Cabang sfenopalatina dari arteri maksilaris interna menyuplai konka, meatus, dan septum. Cabang etmoidalis anterior dan posterior dari arteri oftalmika menyuplai sinus frontalis dan etmoidalis serta atap hidung. Sedangkan sinus maksilaris diperdarahi oleh suatu cabang arteri labialis superior dan cabang infraorbitalis serta alveolaris dari arteri maksilaris interna dan cabang faringealis dari arteri maksilaris interna disebarkan ke dalam sinus sfenoidalis. Vena -vena membentuk suatu pleksus kavernosus yang rapat di bawah membrana mukosa. Pleksus ini terlihat nyata di atas konka media dan inferior, serta bagian bawah septum di mana ia membentuk jaringan erektil. Drainase vena terutama melalui vena oftalmika, fasialis anterior dan sfenopalatina Hilger, 1997.

2.1.4 Sistem limfatik

Suplai limfatik hidung amat kaya di mana terdapat jaringan pembuluh anterior dan posterior. Jaringan limfatik anterior adalah kecil dan muara di sepanjang pembuluh fasialis yang menuju leher.

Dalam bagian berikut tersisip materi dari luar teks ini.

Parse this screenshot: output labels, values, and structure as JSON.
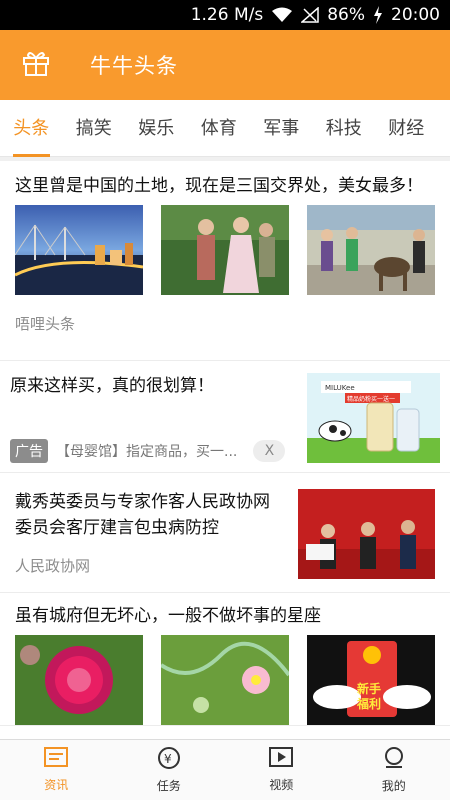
{
  "status_bar": {
    "speed": "1.26 M/s",
    "battery": "86%",
    "time": "20:00"
  },
  "header": {
    "title": "牛牛头条",
    "gift_icon": "gift-icon"
  },
  "tabs": [
    {
      "label": "头条",
      "active": true
    },
    {
      "label": "搞笑"
    },
    {
      "label": "娱乐"
    },
    {
      "label": "体育"
    },
    {
      "label": "军事"
    },
    {
      "label": "科技"
    },
    {
      "label": "财经"
    }
  ],
  "feed": [
    {
      "title": "这里曾是中国的土地，现在是三国交界处，美女最多！",
      "source": "唔哩头条"
    },
    {
      "title": "原来这样买，真的很划算！",
      "ad_tag": "广告",
      "ad_desc": "【母婴馆】指定商品，买一...",
      "close": "X",
      "image_text": {
        "line1": "MILUKee",
        "line2": "精品奶粉买一送一"
      }
    },
    {
      "title": "戴秀英委员与专家作客人民政协网委员会客厅建言包虫病防控",
      "source": "人民政协网"
    },
    {
      "title": "虽有城府但无坏心，一般不做坏事的星座",
      "image_badge": "新手\n福利"
    }
  ],
  "bottom_nav": [
    {
      "label": "资讯",
      "icon": "news-icon",
      "active": true
    },
    {
      "label": "任务",
      "icon": "coin-icon"
    },
    {
      "label": "视频",
      "icon": "video-icon"
    },
    {
      "label": "我的",
      "icon": "profile-icon"
    }
  ],
  "colors": {
    "accent": "#f99a2d",
    "tab_active": "#f39324",
    "status_bg": "#000000"
  }
}
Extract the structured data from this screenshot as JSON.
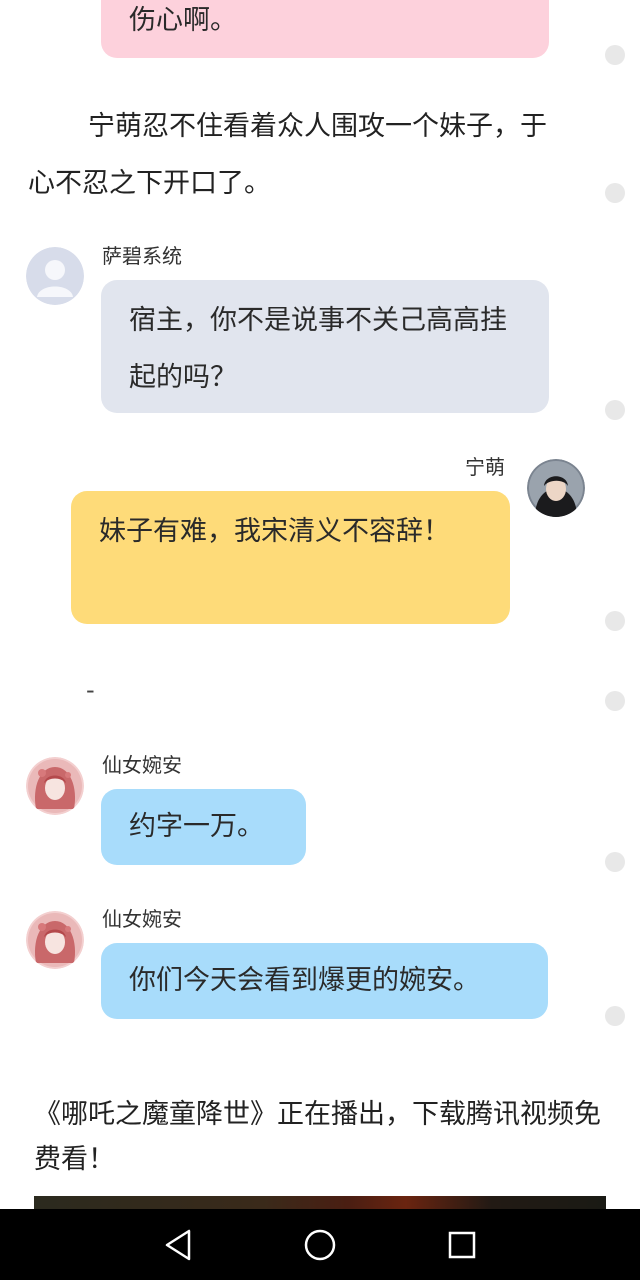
{
  "messages": {
    "partial_top": {
      "text": "伤心啊。"
    },
    "narration": {
      "text": "宁萌忍不住看着众人围攻一个妹子，于心不忍之下开口了。"
    },
    "system": {
      "sender": "萨碧系统",
      "text": "宿主，你不是说事不关己高高挂起的吗？"
    },
    "user": {
      "sender": "宁萌",
      "text": "妹子有难，我宋清义不容辞！"
    },
    "separator": "-",
    "author_1": {
      "sender": "仙女婉安",
      "text": "约字一万。"
    },
    "author_2": {
      "sender": "仙女婉安",
      "text": "你们今天会看到爆更的婉安。"
    }
  },
  "promo": {
    "text": "《哪吒之魔童降世》正在播出，下载腾讯视频免费看！"
  },
  "colors": {
    "pink_bubble": "#fdd1dc",
    "grey_bubble": "#e1e5ee",
    "yellow_bubble": "#fedb79",
    "blue_bubble": "#a8dcfb",
    "nav_bar": "#000000"
  },
  "icons": {
    "system_avatar": "default-user-avatar-icon",
    "nav_back": "triangle-back-icon",
    "nav_home": "circle-home-icon",
    "nav_recent": "square-recent-icon"
  }
}
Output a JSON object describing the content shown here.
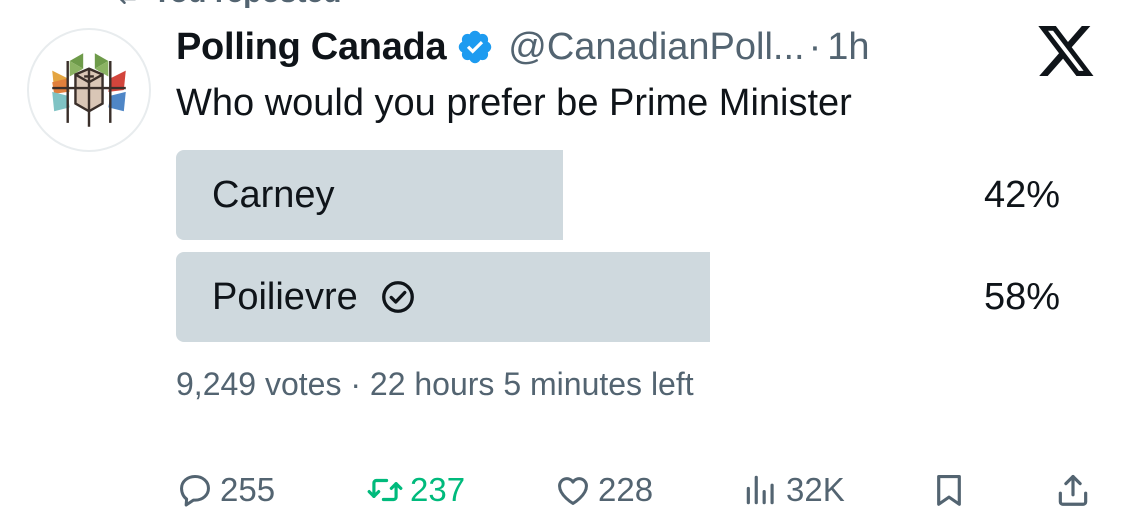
{
  "repost_banner": {
    "label": "You reposted"
  },
  "author": {
    "display_name": "Polling Canada",
    "handle": "@CanadianPoll...",
    "separator": "·",
    "time": "1h",
    "verified": true
  },
  "tweet": {
    "text": "Who would you prefer be Prime Minister"
  },
  "poll": {
    "options": [
      {
        "label": "Carney",
        "percent_text": "42%",
        "percent": 42,
        "selected": false
      },
      {
        "label": "Poilievre",
        "percent_text": "58%",
        "percent": 58,
        "selected": true
      }
    ],
    "meta": "9,249 votes · 22 hours 5 minutes left"
  },
  "actions": {
    "replies": "255",
    "reposts": "237",
    "likes": "228",
    "views": "32K"
  },
  "colors": {
    "accent_blue": "#1d9bf0",
    "repost_green": "#00ba7c",
    "poll_bar": "#cfd9de",
    "secondary_text": "#536471",
    "primary_text": "#0f1419"
  },
  "icons": {
    "repost_banner": "repost-icon",
    "verified": "verified-badge-icon",
    "platform": "x-logo-icon",
    "selected_choice": "check-circle-icon",
    "reply": "reply-icon",
    "repost": "repost-icon",
    "like": "heart-icon",
    "views": "views-icon",
    "bookmark": "bookmark-icon",
    "share": "share-icon"
  }
}
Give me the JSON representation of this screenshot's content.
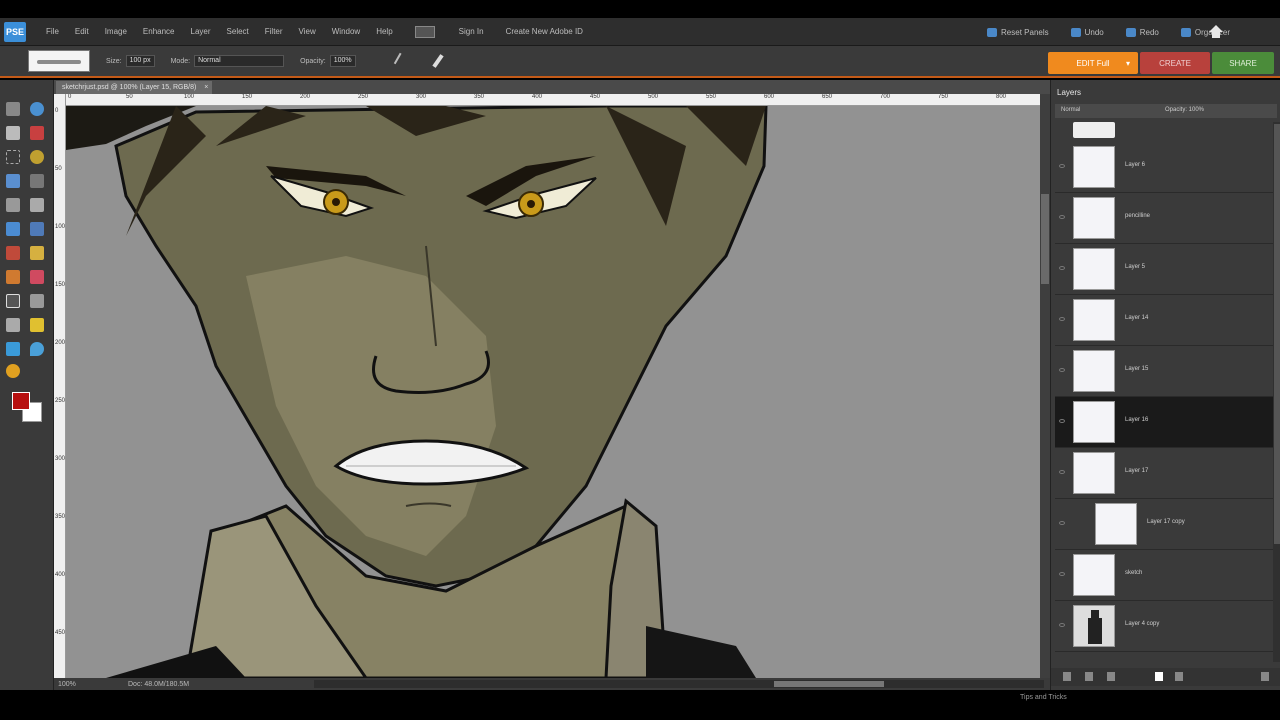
{
  "app": {
    "logo": "PSE"
  },
  "menu": {
    "items": [
      "File",
      "Edit",
      "Image",
      "Enhance",
      "Layer",
      "Select",
      "Filter",
      "View",
      "Window",
      "Help"
    ],
    "signin": "Sign In",
    "create_id": "Create New Adobe ID",
    "right": [
      "Reset Panels",
      "Undo",
      "Redo",
      "Organizer"
    ]
  },
  "options": {
    "size_label": "Size:",
    "size_value": "100 px",
    "mode_label": "Mode:",
    "mode_value": "Normal",
    "opacity_label": "Opacity:",
    "opacity_value": "100%"
  },
  "buttons": {
    "edit": "EDIT Full",
    "create": "CREATE",
    "share": "SHARE"
  },
  "document": {
    "tab": "sketchrjust.psd @ 100% (Layer 15, RGB/8)"
  },
  "rulers": {
    "top": [
      "0",
      "50",
      "100",
      "150",
      "200",
      "250",
      "300",
      "350",
      "400",
      "450",
      "500",
      "550",
      "600",
      "650",
      "700",
      "750",
      "800"
    ],
    "left": [
      "0",
      "50",
      "100",
      "150",
      "200",
      "250",
      "300",
      "350",
      "400",
      "450"
    ]
  },
  "status": {
    "zoom": "100%",
    "doc": "Doc: 48.0M/180.5M"
  },
  "layers_panel": {
    "tab": "Layers",
    "blend": "Normal",
    "opacity": "Opacity: 100%",
    "layers": [
      {
        "name": "Layer 6",
        "selected": false,
        "indent": false
      },
      {
        "name": "pencilline",
        "selected": false,
        "indent": false
      },
      {
        "name": "Layer 5",
        "selected": false,
        "indent": false
      },
      {
        "name": "Layer 14",
        "selected": false,
        "indent": false
      },
      {
        "name": "Layer 15",
        "selected": false,
        "indent": false
      },
      {
        "name": "Layer 16",
        "selected": true,
        "indent": false
      },
      {
        "name": "Layer 17",
        "selected": false,
        "indent": false
      },
      {
        "name": "Layer 17 copy",
        "selected": false,
        "indent": true
      },
      {
        "name": "sketch",
        "selected": false,
        "indent": false
      },
      {
        "name": "Layer 4 copy",
        "selected": false,
        "indent": false
      }
    ]
  },
  "tips": "Tips and Tricks"
}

Jaringan ini menghubung saluran limfatik untuk hampir seluruh anatomi hidung-vestibulum dan daerah prekonka Hilger, 1997. Jaringan limfatik posterior menghubung mayoritas anatomi hidung, mengabungkan ketiga saluran utama di daerah hidung belakang - saluran superior, media dan inferior. Kelompok superior berasal dari konka media dan superior dan bagian dinding hidung yang berkaitan, berjalan di atas tuba eustakius, dan bermuara pada kelenjar limfe retrofaringea. Kelompok media, berjalan di bawah tuba eustakius, mengurus konka inferior, meatus inferior, dan sebagian dasar hidung, dan menuju rantai kelenjar limfe jugularis. Kelompok inferior berasal dari septum dan sebagian dasar hidung, berjalan menuju kelenjar limfe di sepanjang pembuluh jugularis interna Hilger, 1997.

2.1.5 Suplai saraf

Yang terlibat langsung adalah saraf kranial pertama untuk penciuman divisi oftalmikus dan maksilaris dari saraf trigeminus untuk impuls aferen sensorik lainnya, saraf fasialis untuk gerakan otot-otot pernapasan pada hidung luar, dan sistem saraf otonom. Yang terakhir ini terutama melalui ganglion sfenopalatina, tujuan untuk mengontrol diameter vena dan arteri hidung, dan juga produksi mukus, dengan demikian dapat mengubah pengaturan hantaran, suhu dan kelembaban aliran udara Hilger, 1997.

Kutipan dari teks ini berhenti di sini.